The challenge comes when you have older buildings, either historic or non-historic, but vintage. The common approach is to erase as much as you can of the story of the building, and put in new.
Pictured here is an example from Publix, the grocer, in Virginia. The Lakeland, Fla. grocer has a series of musts in its stores, from the signage fonts, to colors. But within that framework, there are many options.
Richmond, Va. was a destination far away from their home markets of Florida and Georgia. When they entered the market, they inherited stores from Martin’s that had been repurposed from Ukrop’s, which was a beloved local grocery chain. One of the stores was at The Village, in a 1950s shopping center that had tiny parking spaces, all situated on a tight hill. Signage was limited, and already in place.
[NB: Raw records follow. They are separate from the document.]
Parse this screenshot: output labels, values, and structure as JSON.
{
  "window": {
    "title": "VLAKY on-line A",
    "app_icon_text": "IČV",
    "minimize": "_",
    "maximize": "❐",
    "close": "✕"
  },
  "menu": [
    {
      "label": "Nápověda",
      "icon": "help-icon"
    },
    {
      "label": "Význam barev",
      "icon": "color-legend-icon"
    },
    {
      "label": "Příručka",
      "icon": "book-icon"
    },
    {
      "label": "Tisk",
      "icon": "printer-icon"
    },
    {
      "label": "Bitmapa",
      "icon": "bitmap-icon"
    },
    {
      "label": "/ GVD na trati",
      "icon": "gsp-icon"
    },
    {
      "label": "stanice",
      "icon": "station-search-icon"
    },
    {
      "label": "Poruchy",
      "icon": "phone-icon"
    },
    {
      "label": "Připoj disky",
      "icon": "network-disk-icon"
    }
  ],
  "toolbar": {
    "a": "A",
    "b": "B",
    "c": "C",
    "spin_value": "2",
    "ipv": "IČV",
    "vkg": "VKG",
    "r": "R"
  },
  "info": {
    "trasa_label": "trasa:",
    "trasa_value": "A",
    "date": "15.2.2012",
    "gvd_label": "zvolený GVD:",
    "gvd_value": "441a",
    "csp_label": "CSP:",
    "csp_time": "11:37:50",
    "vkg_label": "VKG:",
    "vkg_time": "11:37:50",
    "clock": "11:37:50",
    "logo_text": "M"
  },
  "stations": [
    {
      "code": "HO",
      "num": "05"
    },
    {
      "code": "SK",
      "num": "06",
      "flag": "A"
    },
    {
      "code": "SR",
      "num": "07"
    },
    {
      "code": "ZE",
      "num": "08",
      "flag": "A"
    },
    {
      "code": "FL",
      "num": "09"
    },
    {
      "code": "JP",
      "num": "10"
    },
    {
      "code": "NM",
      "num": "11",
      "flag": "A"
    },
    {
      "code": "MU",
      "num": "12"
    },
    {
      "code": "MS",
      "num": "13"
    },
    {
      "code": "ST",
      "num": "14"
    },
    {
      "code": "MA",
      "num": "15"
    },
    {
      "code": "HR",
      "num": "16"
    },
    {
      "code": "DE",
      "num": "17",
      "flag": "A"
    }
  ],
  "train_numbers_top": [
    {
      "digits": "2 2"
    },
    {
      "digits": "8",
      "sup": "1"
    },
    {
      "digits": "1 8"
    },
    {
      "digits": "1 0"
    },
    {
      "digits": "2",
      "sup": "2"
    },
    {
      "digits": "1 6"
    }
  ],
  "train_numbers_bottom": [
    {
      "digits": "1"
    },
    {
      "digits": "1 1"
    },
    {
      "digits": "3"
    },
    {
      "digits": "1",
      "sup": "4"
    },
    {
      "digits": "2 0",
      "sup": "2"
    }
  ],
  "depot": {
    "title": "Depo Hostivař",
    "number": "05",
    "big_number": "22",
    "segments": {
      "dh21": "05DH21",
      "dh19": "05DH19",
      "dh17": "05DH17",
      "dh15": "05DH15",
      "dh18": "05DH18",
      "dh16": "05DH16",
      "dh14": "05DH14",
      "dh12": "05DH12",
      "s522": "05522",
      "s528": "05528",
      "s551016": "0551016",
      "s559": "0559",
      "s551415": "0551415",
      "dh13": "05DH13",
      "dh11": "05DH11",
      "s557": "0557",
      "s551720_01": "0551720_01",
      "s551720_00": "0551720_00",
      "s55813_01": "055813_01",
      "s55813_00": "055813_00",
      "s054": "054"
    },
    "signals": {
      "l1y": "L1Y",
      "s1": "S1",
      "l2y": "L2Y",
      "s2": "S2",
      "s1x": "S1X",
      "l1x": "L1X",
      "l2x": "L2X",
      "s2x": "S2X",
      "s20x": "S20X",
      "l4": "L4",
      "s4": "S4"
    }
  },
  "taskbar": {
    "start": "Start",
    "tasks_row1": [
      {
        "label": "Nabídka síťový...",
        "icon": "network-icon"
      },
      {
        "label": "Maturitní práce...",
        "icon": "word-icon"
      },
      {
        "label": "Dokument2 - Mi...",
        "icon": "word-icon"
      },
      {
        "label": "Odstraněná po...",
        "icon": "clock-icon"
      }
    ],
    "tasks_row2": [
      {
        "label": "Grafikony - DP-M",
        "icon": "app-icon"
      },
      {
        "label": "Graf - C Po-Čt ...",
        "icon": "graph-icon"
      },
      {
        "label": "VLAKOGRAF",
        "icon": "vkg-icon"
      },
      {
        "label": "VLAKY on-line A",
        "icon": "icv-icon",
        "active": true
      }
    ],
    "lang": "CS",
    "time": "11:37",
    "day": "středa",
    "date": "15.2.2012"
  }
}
One of the chief features of the shopping center was a square, revolving sign.
The site had other difficulties, but was a must because of the household income in its zip code. The parking is tight, not leaving room for wide signage and street front landscaping. The site is also in two jurisdictions, as it is on the border of the City of Richmond and Henrico County.
The moving sign is something that local planners often disallow; if there is one already in place, a retailer does best to try to fit into what is already there and use it. Revolving signs also often do not work; that this one is turning makes it memorable.
Publix opted to make its logo fit the local idiom, and won for itself an effective local branding campaign.